Participants from the wider Delphi cohort that expressed interest in participating will be invited, and two to five members of each stakeholder group will be randomly selected to ensure equal representation from stakeholder groups whilst acknowledging logistical barriers that will prevent many participants from attending in person. Although there is format for a consensus meeting in the context of COS development, it is generally viewed as a valuable means of facilitating interactive debate between stakeholders and resolving inclusion/exclusion conflicts [15]. Our half-day meeting will take the form of a guided open discussion led by members of the steering committee. Its purpose is twofold: to achieve consensus on items in the no-consensus category, and for a vote on the final COS. Stakeholders will first share their perspectives about items in the no-consensus category, followed by an electronic anonymous vote, which will employ the same scoring system and consensus thresholds as in step III. For each of the three study categories - “all studies”, “antepartum” and “peripartum” - these new items and those already meeting criteria for consensus-in will be subjected to a final vote to determine the final COS. Although COS in obstetrics and gynecology have included between 11 and 48 outcomes [17], since our aim is to define a minimum number of outcomes to be included in all prospective studies and to maximize uptake by researchers, we will aim to restrict this to the smallest possible number, considering the modular nature of the COS that might include different outcomes for studies in the antepartum and peripartum periods. We will, however, ensure that no outcomes considered critically important by any of the stakeholder groups are eliminated, merely to arrive at this small number.
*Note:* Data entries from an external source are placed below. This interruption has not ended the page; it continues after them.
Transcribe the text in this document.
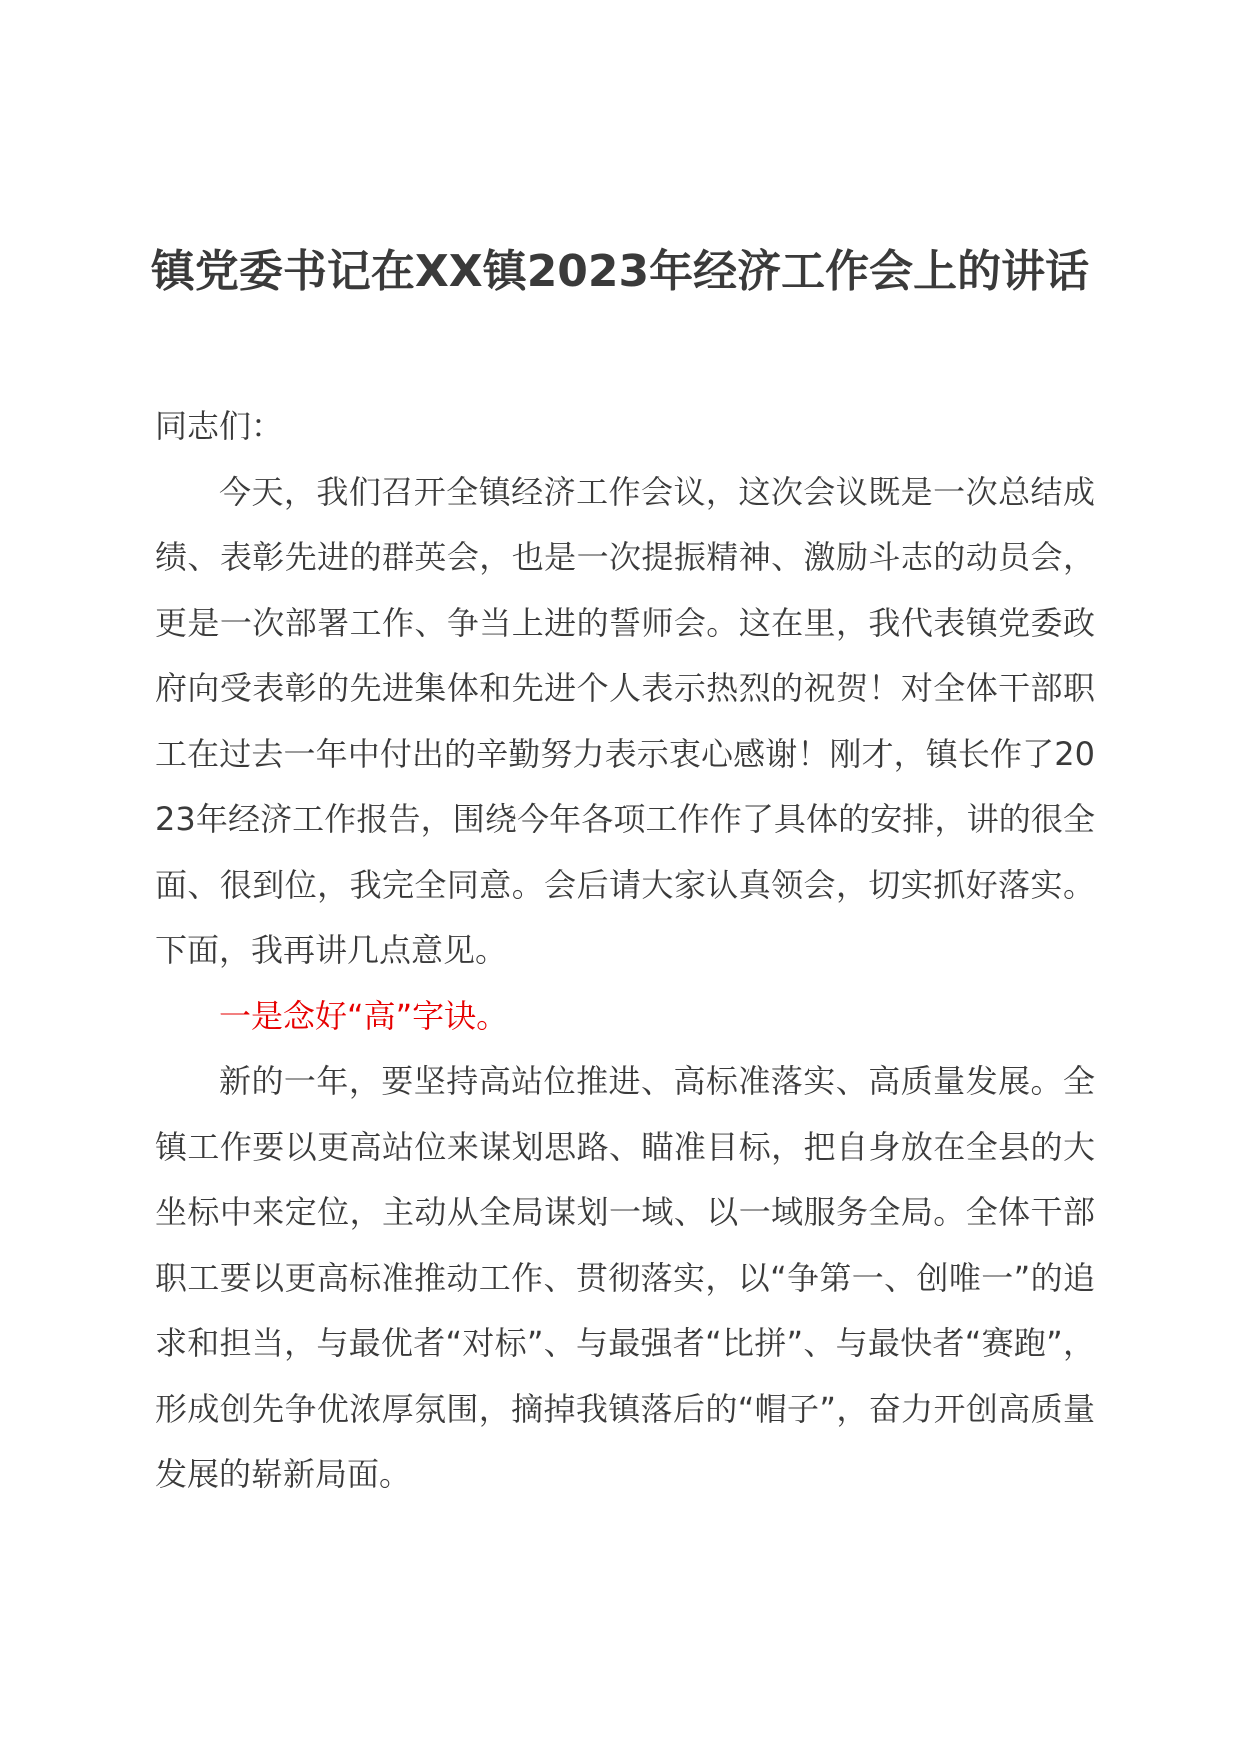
镇党委书记在XX镇2023年经济工作会上的讲话

同志们：

今天，我们召开全镇经济工作会议，这次会议既是一次总结成绩、表彰先进的群英会，也是一次提振精神、激励斗志的动员会，更是一次部署工作、争当上进的誓师会。这在里，我代表镇党委政府向受表彰的先进集体和先进个人表示热烈的祝贺！对全体干部职工在过去一年中付出的辛勤努力表示衷心感谢！刚才，镇长作了2023年经济工作报告，围绕今年各项工作作了具体的安排，讲的很全面、很到位，我完全同意。会后请大家认真领会，切实抓好落实。下面，我再讲几点意见。

一是念好“高”字诀。

新的一年，要坚持高站位推进、高标准落实、高质量发展。全镇工作要以更高站位来谋划思路、瞄准目标，把自身放在全县的大坐标中来定位，主动从全局谋划一域、以一域服务全局。全体干部职工要以更高标准推动工作、贯彻落实，以“争第一、创唯一”的追求和担当，与最优者“对标”、与最强者“比拼”、与最快者“赛跑”，形成创先争优浓厚氛围，摘掉我镇落后的“帽子”，奋力开创高质量发展的崭新局面。
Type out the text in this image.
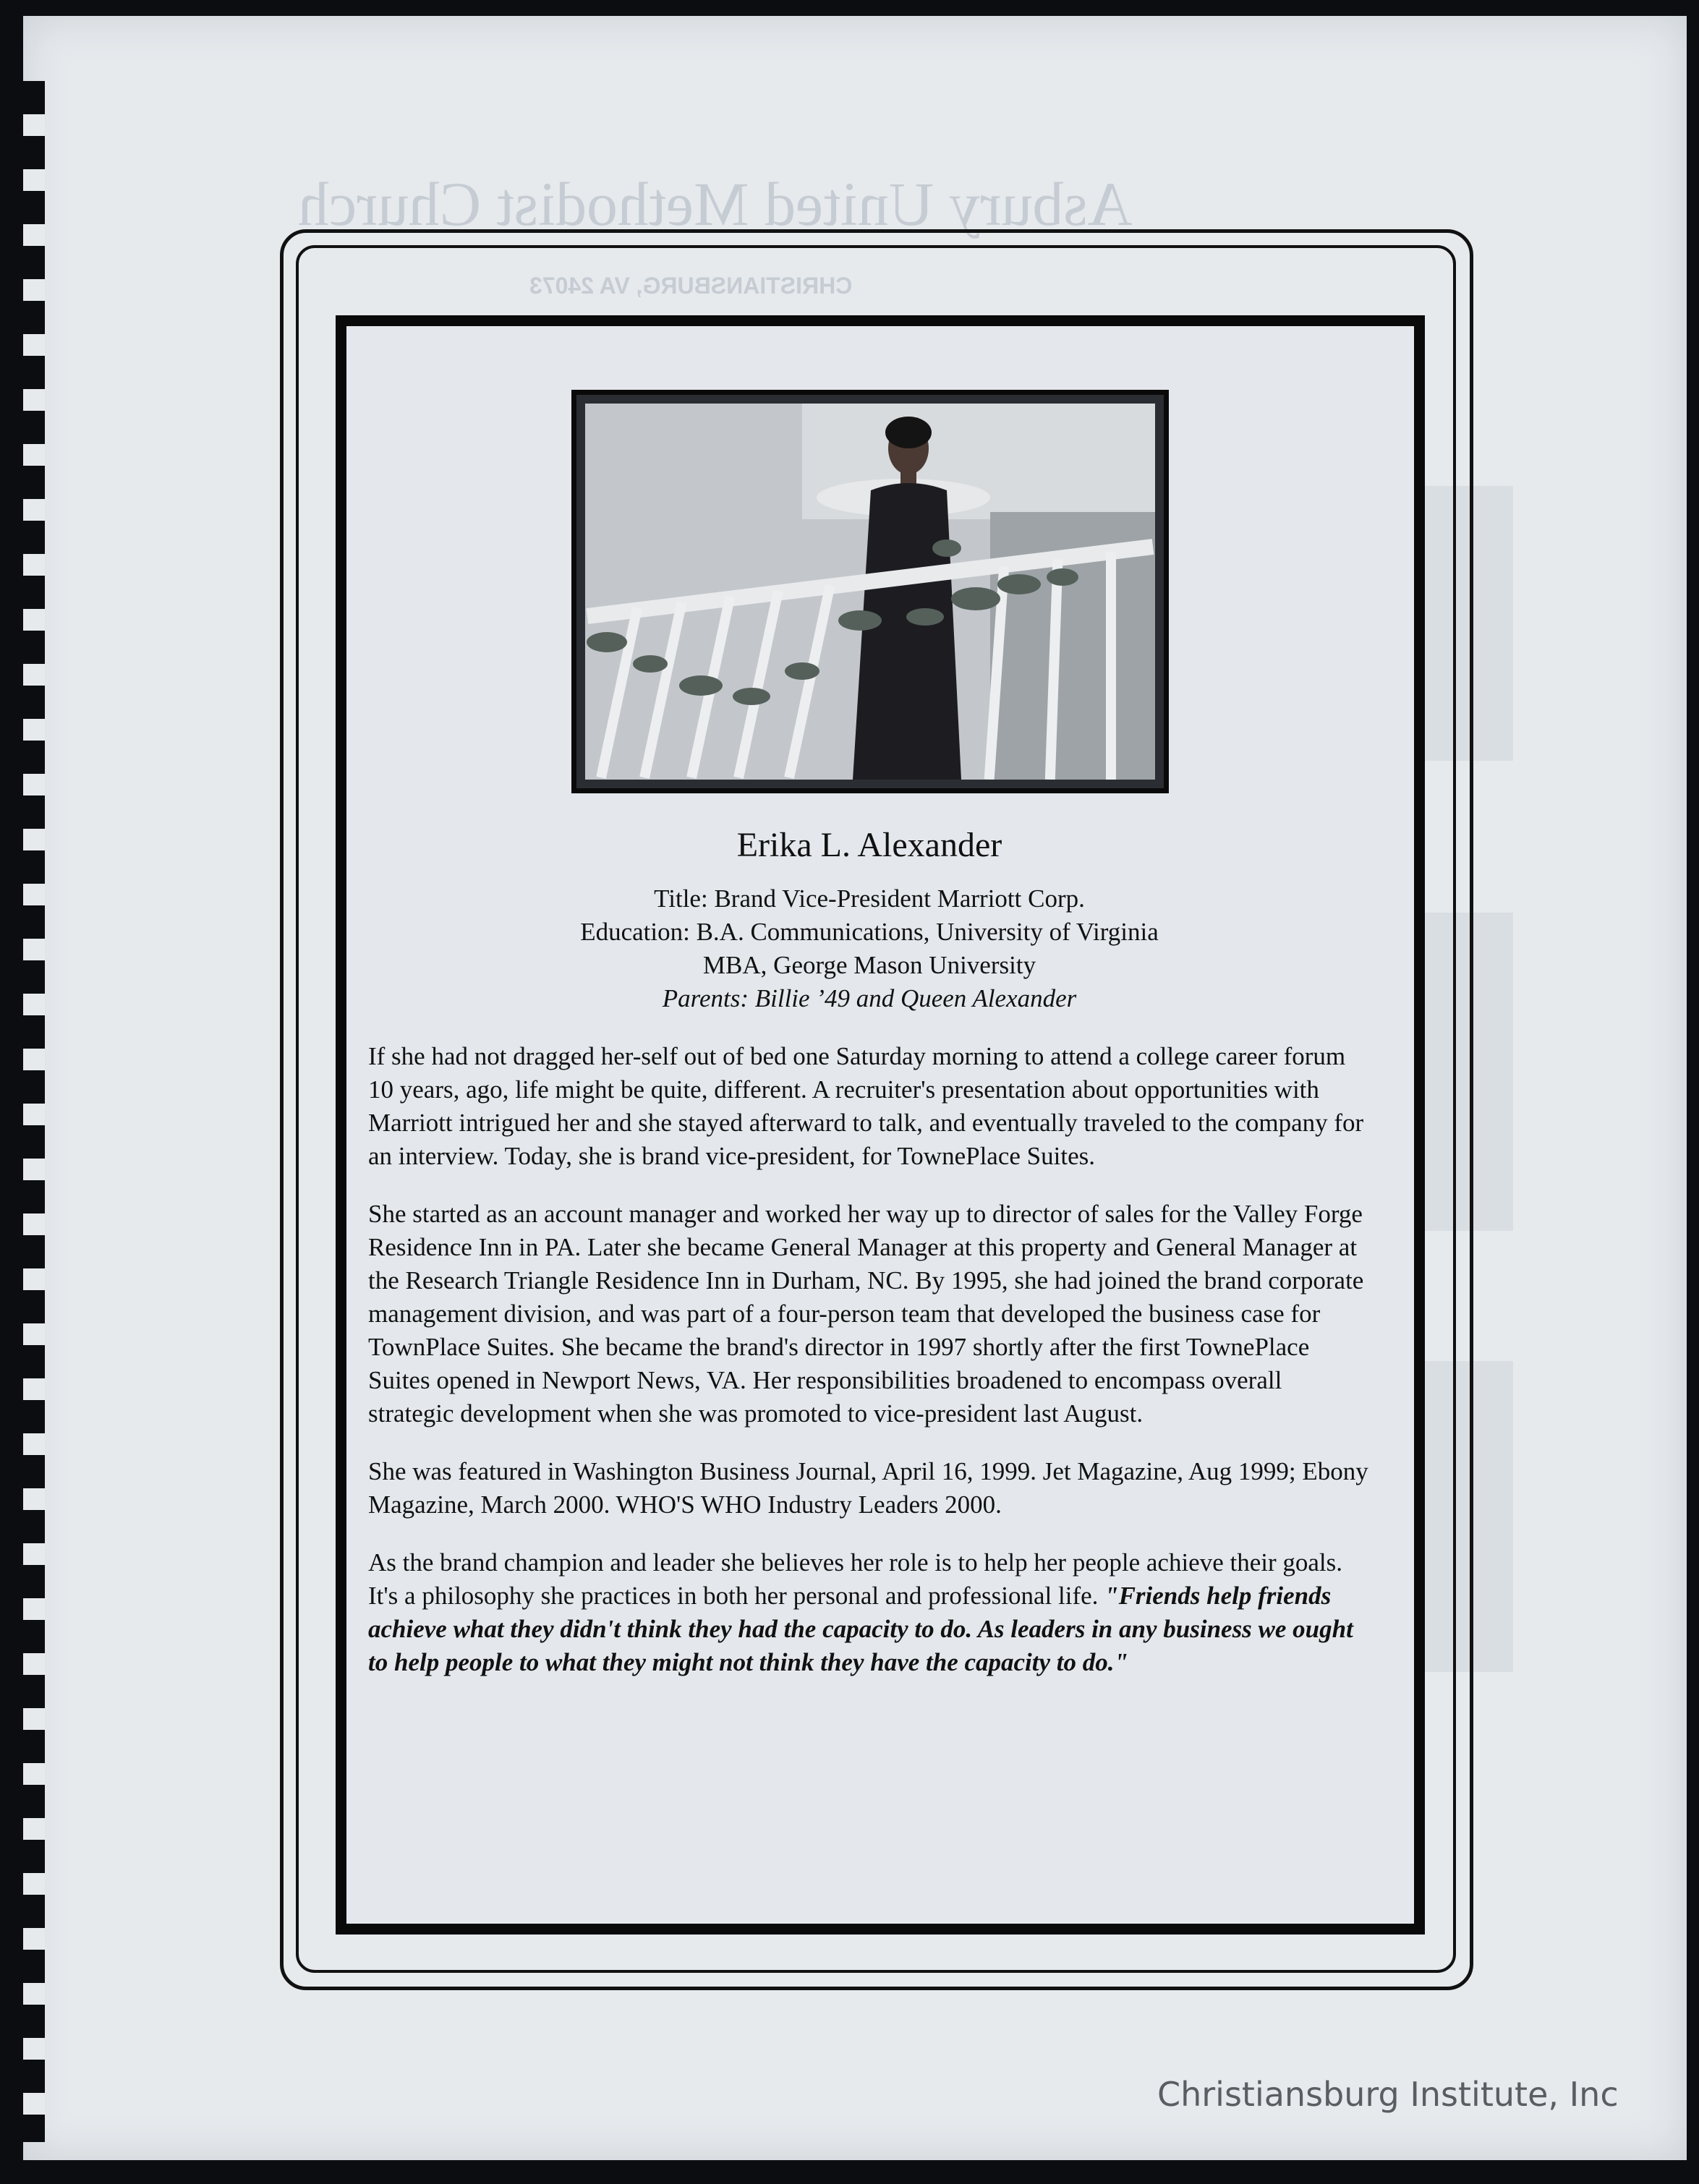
Asbury United Methodist Church
CHRISTIANSBURG, VA 24073
Erika L. Alexander
Title: Brand Vice-President Marriott Corp.
Education: B.A. Communications, University of Virginia
MBA, George Mason University
Parents: Billie ’49 and Queen Alexander

If she had not dragged her-self out of bed one Saturday morning to attend a college career forum 10 years, ago, life might be quite, different. A recruiter's presentation about opportunities with Marriott intrigued her and she stayed afterward to talk, and eventually traveled to the company for an interview. Today, she is brand vice-president, for TownePlace Suites.

She started as an account manager and worked her way up to director of sales for the Valley Forge Residence Inn in PA. Later she became General Manager at this property and General Manager at the Research Triangle Residence Inn in Durham, NC. By 1995, she had joined the brand corporate management division, and was part of a four-person team that developed the business case for TownPlace Suites. She became the brand's director in 1997 shortly after the first TownePlace Suites opened in Newport News, VA. Her responsibilities broadened to encompass overall strategic development when she was promoted to vice-president last August.

She was featured in Washington Business Journal, April 16, 1999. Jet Magazine, Aug 1999; Ebony Magazine, March 2000. WHO'S WHO Industry Leaders 2000.

As the brand champion and leader she believes her role is to help her people achieve their goals. It's a philosophy she practices in both her personal and professional life. "Friends help friends achieve what they didn't think they had the capacity to do. As leaders in any business we ought to help people to what they might not think they have the capacity to do."

Christiansburg Institute, Inc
Step V: determination of outcome definitions and measurements

We will use the consensus-based standards for the selection of health measurement instruments (COSMIN) to evaluate each identified outcome measuring tool based on four criteria: validity, reliability, responsiveness, and interpretability [34]. Measurement instruments and definitions will be identified through a separate systematic review in addition to studies included in step 1 [35]. Another Delphi process employing similar consensus methods, and involving representatives of the above stakeholder groups will determine the most appropriate outcome measuring tool(s) for each identified core outcome.

Knowledge translation

COSSOPP findings will be presented at international obstetrics and obesity meetings, published in an open-access journal and archived in the COMET and CROWN databases.

Discussion

We present a protocol for the development of a COS comprising the minimum set of outcomes to be included in future studies involving obese pregnant women. Once published, researchers studying the effectiveness of antepartum and peripartum exposures and interventions in this patient population will have an empiric basis for inclusion of outcomes, based on input from patients and other stakeholders involved in their care. This would decrease reliance on surrogate outcomes and prevent outcome reporting bias. Furthermore, authors of systematic reviews will be better equipped to meta-analyze data to guide clinical decision-making. Although our COS is designed for studies on obese pregnant women, we hope that the principles we have outlined encourage development of similar COS in other areas of obesity research where standardization of outcome reporting remains a concern.